All this was articulated quite clearly more than 40 years ago. In the 1970s – proclaimed by the United Nations to be the “Women’s Decade” – women’s omnivorous, complicated sexuality was at the top of the agenda. Witness The Joy of Sex, Our Bodies Ourselves, Rita Mae Brown’s lesbian coming-of-age novel Rubyfruit Jungle and Erica Jong’s Fear of Flying, with its quest for no-strings-attached sex, which she called “the zipless fuck”. Women’s sexual pleasure was under intense scrutiny, from The Hite Report on Female Sexuality to the porn film Deep Throat.
One of the most remarkable documents from the decade is Nancy Friday’s My Secret Garden, an investigation of women’s erotic fantasies through first-person accounts that anticipate many of the scientific findings included in What Do Women Want? Friday’s informants tell vivid, highly detailed daydreams of exhibitionism, even rape, bestiality, masochism, sadism and much more. One informant notes: “It seems that the more liberated I become…the more I fantasize about the spanking and the bondage.”
But this paradox apparently remains difficult to grasp. Bergner reports that sexologist Meredith Chivers, after elaborate tests of women’s “vaginal pulse amplitude” as they watched porn, eventually “settled on what had perhaps, she told me, been obvious all along, that it was possible to be stirred by all sorts of things one didn’t, in fact, want” and that “arousal is not consent”. Uh, yeah. As if we didn’t know.

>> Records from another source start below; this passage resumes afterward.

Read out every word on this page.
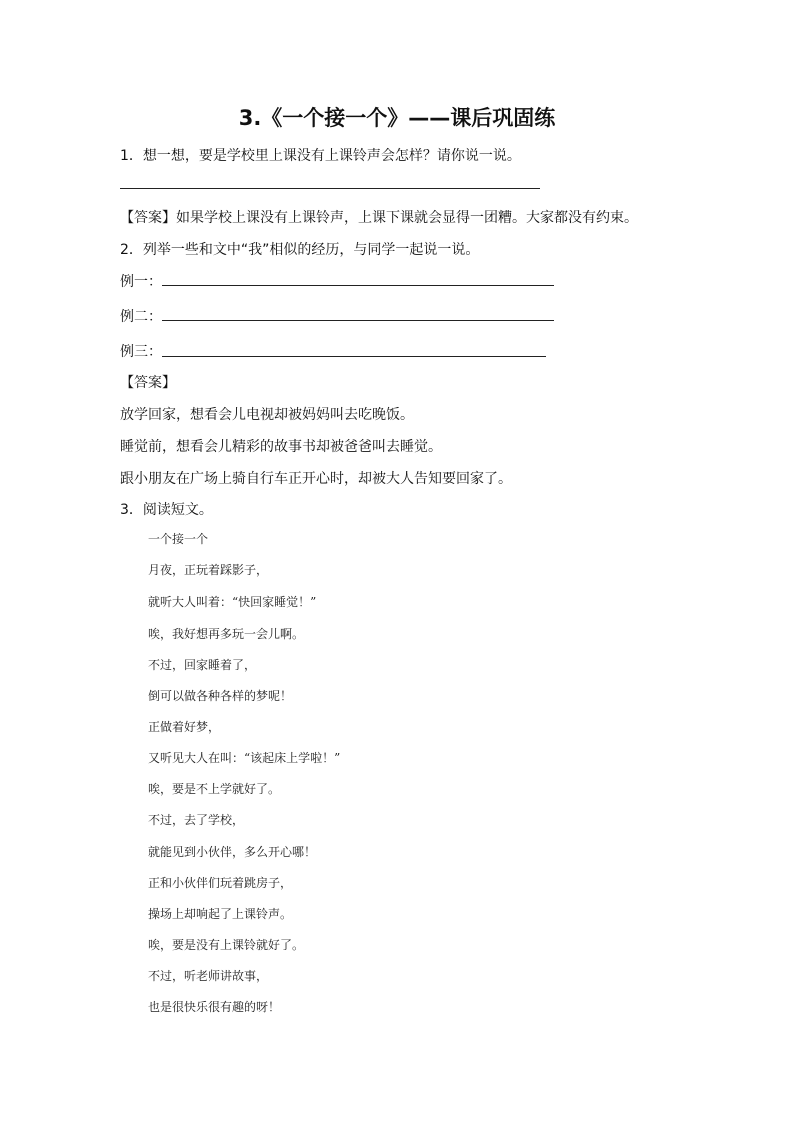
3.《一个接一个》——课后巩固练
1．想一想，要是学校里上课没有上课铃声会怎样？请你说一说。
【答案】如果学校上课没有上课铃声，上课下课就会显得一团糟。大家都没有约束。
2．列举一些和文中“我”相似的经历，与同学一起说一说。
例一：
例二：
例三：
【答案】
放学回家，想看会儿电视却被妈妈叫去吃晚饭。
睡觉前，想看会儿精彩的故事书却被爸爸叫去睡觉。
跟小朋友在广场上骑自行车正开心时，却被大人告知要回家了。
3．阅读短文。
一个接一个
月夜，正玩着踩影子，
就听大人叫着：“快回家睡觉！”
唉，我好想再多玩一会儿啊。
不过，回家睡着了，
倒可以做各种各样的梦呢！
正做着好梦，
又听见大人在叫：“该起床上学啦！”
唉，要是不上学就好了。
不过，去了学校，
就能见到小伙伴，多么开心哪！
正和小伙伴们玩着跳房子，
操场上却响起了上课铃声。
唉，要是没有上课铃就好了。
不过，听老师讲故事，
也是很快乐很有趣的呀！
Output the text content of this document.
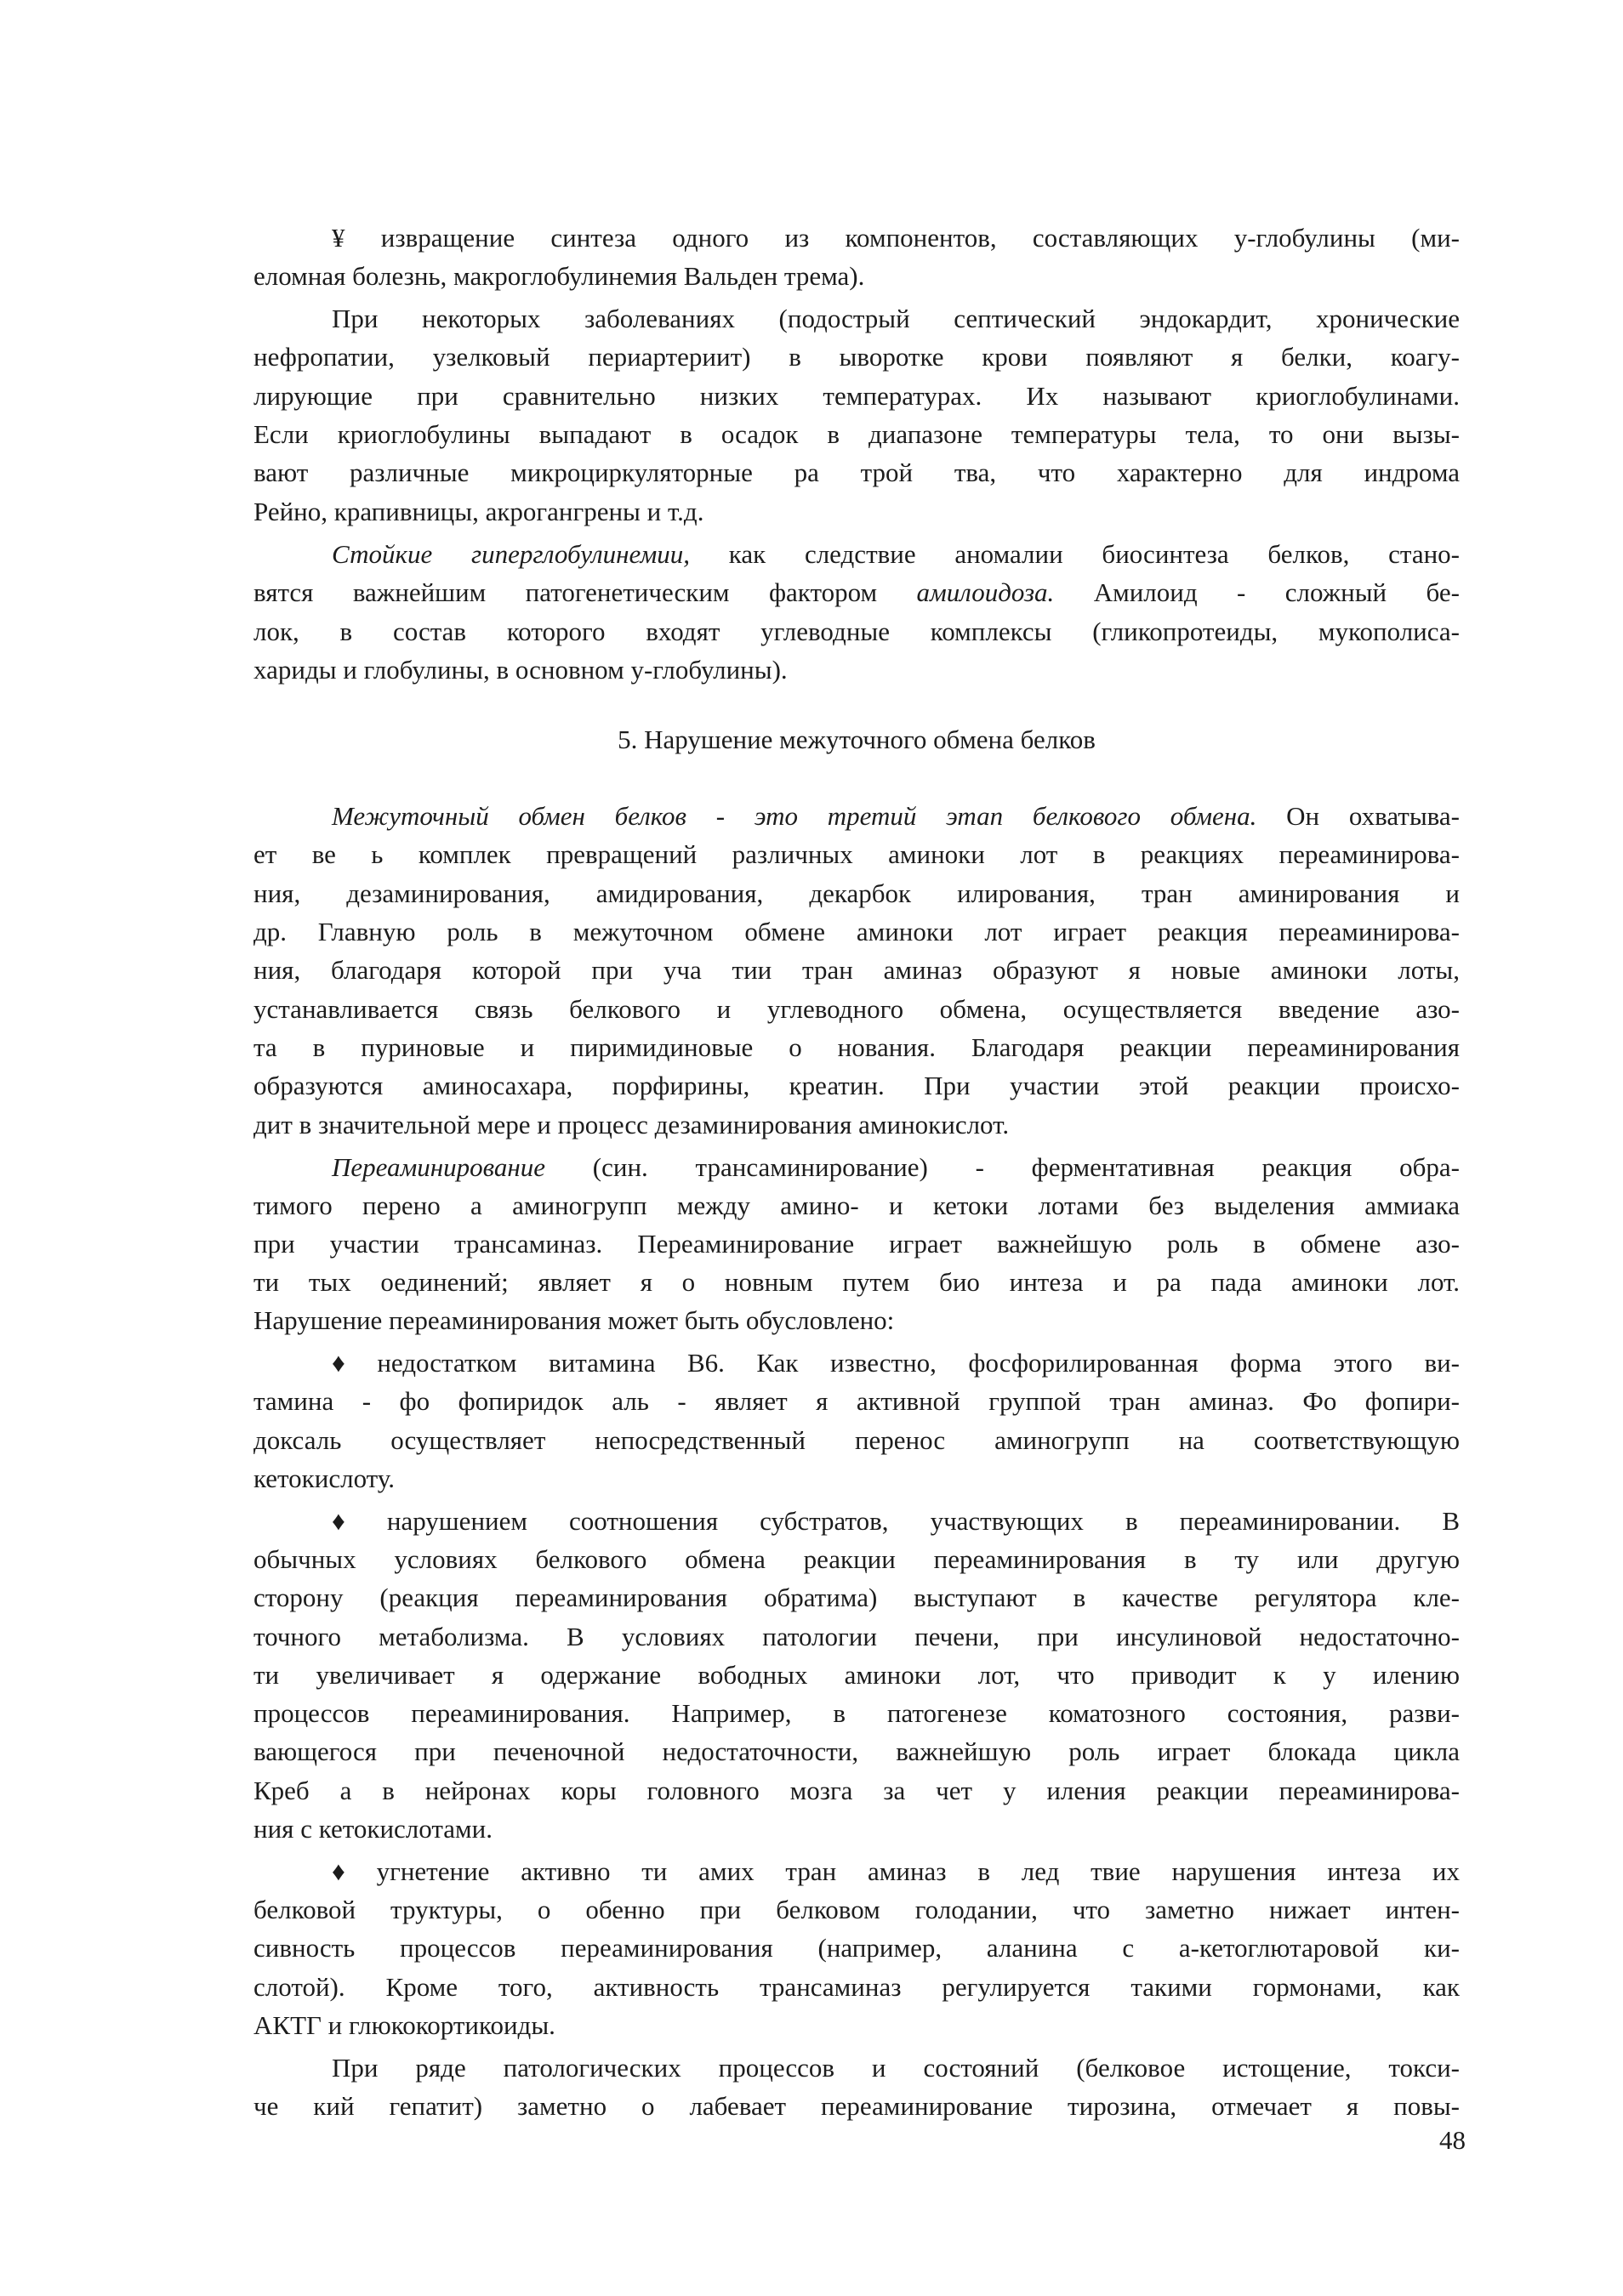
¥ извращение синтеза одного из компонентов, составляющих у-глобулины (ми-
еломная болезнь, макроглобулинемия Вальден трема).
При некоторых заболеваниях (подострый септический эндокардит, хронические
нефропатии, узелковый периартериит) в ыворотке крови появляют я белки, коагу-
лирующие при сравнительно низких температурах. Их называют криоглобулинами.
Если криоглобулины выпадают в осадок в диапазоне температуры тела, то они вызы-
вают различные микроциркуляторные ра трой тва, что характерно для индрома
Рейно, крапивницы, акрогангрены и т.д.
Стойкие гиперглобулинемии, как следствие аномалии биосинтеза белков, стано-
вятся важнейшим патогенетическим фактором амилоидоза. Амилоид - сложный бе-
лок, в состав которого входят углеводные комплексы (гликопротеиды, мукополиса-
хариды и глобулины, в основном у-глобулины).
5. Нарушение межуточного обмена белков
Межуточный обмен белков - это третий этап белкового обмена. Он охватыва-
ет ве ь комплек превращений различных аминоки лот в реакциях переаминирова-
ния, дезаминирования, амидирования, декарбок илирования, тран аминирования и
др. Главную роль в межуточном обмене аминоки лот играет реакция переаминирова-
ния, благодаря которой при уча тии тран аминаз образуют я новые аминоки лоты,
устанавливается связь белкового и углеводного обмена, осуществляется введение азо-
та в пуриновые и пиримидиновые о нования. Благодаря реакции переаминирования
образуются аминосахара, порфирины, креатин. При участии этой реакции происхо-
дит в значительной мере и процесс дезаминирования аминокислот.
Переаминирование (син. трансаминирование) - ферментативная реакция обра-
тимого перено а аминогрупп между амино- и кетоки лотами без выделения аммиака
при участии трансаминаз. Переаминирование играет важнейшую роль в обмене азо-
ти тых оединений; являет я о новным путем био интеза и ра пада аминоки лот.
Нарушение переаминирования может быть обусловлено:
♦ недостатком витамина В6. Как известно, фосфорилированная форма этого ви-
тамина - фо фопиридок аль - являет я активной группой тран аминаз. Фо фопири-
доксаль осуществляет непосредственный перенос аминогрупп на соответствующую
кетокислоту.
♦ нарушением соотношения субстратов, участвующих в переаминировании. В
обычных условиях белкового обмена реакции переаминирования в ту или другую
сторону (реакция переаминирования обратима) выступают в качестве регулятора кле-
точного метаболизма. В условиях патологии печени, при инсулиновой недостаточно-
ти увеличивает я одержание вободных аминоки лот, что приводит к у илению
процессов переаминирования. Например, в патогенезе коматозного состояния, разви-
вающегося при печеночной недостаточности, важнейшую роль играет блокада цикла
Креб а в нейронах коры головного мозга за чет у иления реакции переаминирова-
ния с кетокислотами.
♦ угнетение активно ти амих тран аминаз в лед твие нарушения интеза их
белковой труктуры, о обенно при белковом голодании, что заметно нижает интен-
сивность процессов переаминирования (например, аланина с а-кетоглютаровой ки-
слотой). Кроме того, активность трансаминаз регулируется такими гормонами, как
АКТГ и глюкокортикоиды.
При ряде патологических процессов и состояний (белковое истощение, токси-
че кий гепатит) заметно о лабевает переаминирование тирозина, отмечает я повы-
48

My point is not to squelch the research the book cites, but to urge a more culturally comprehensive approach. Clinical experiments and biological speculation need to be supplemented by the immense body of fantasy literature that already gives voice to women’s desire, as well as the work of scholars such as the late Columbia University psychiatrist Ethel Person, whose Force of Fantasy offers a nuanced reading of both male and female sexual desire, and psychologist Esther Perel, whose Mating in Captivity argues that there will always be a tension between the erotic and the domestic for both sexes.
Since sexuality is such a multifaceted experience, encompassing the body, the mind and social norms, science needs to open its eyes to culture rather than just confirm what is obvious. At the end of his 1933 essay “Femininity”, Freud writes: “If you want to know more about femininity, enquire from your own experiences of life, or turn to the poets, or wait until science can give you deeper and more coherent information.” We are still waiting.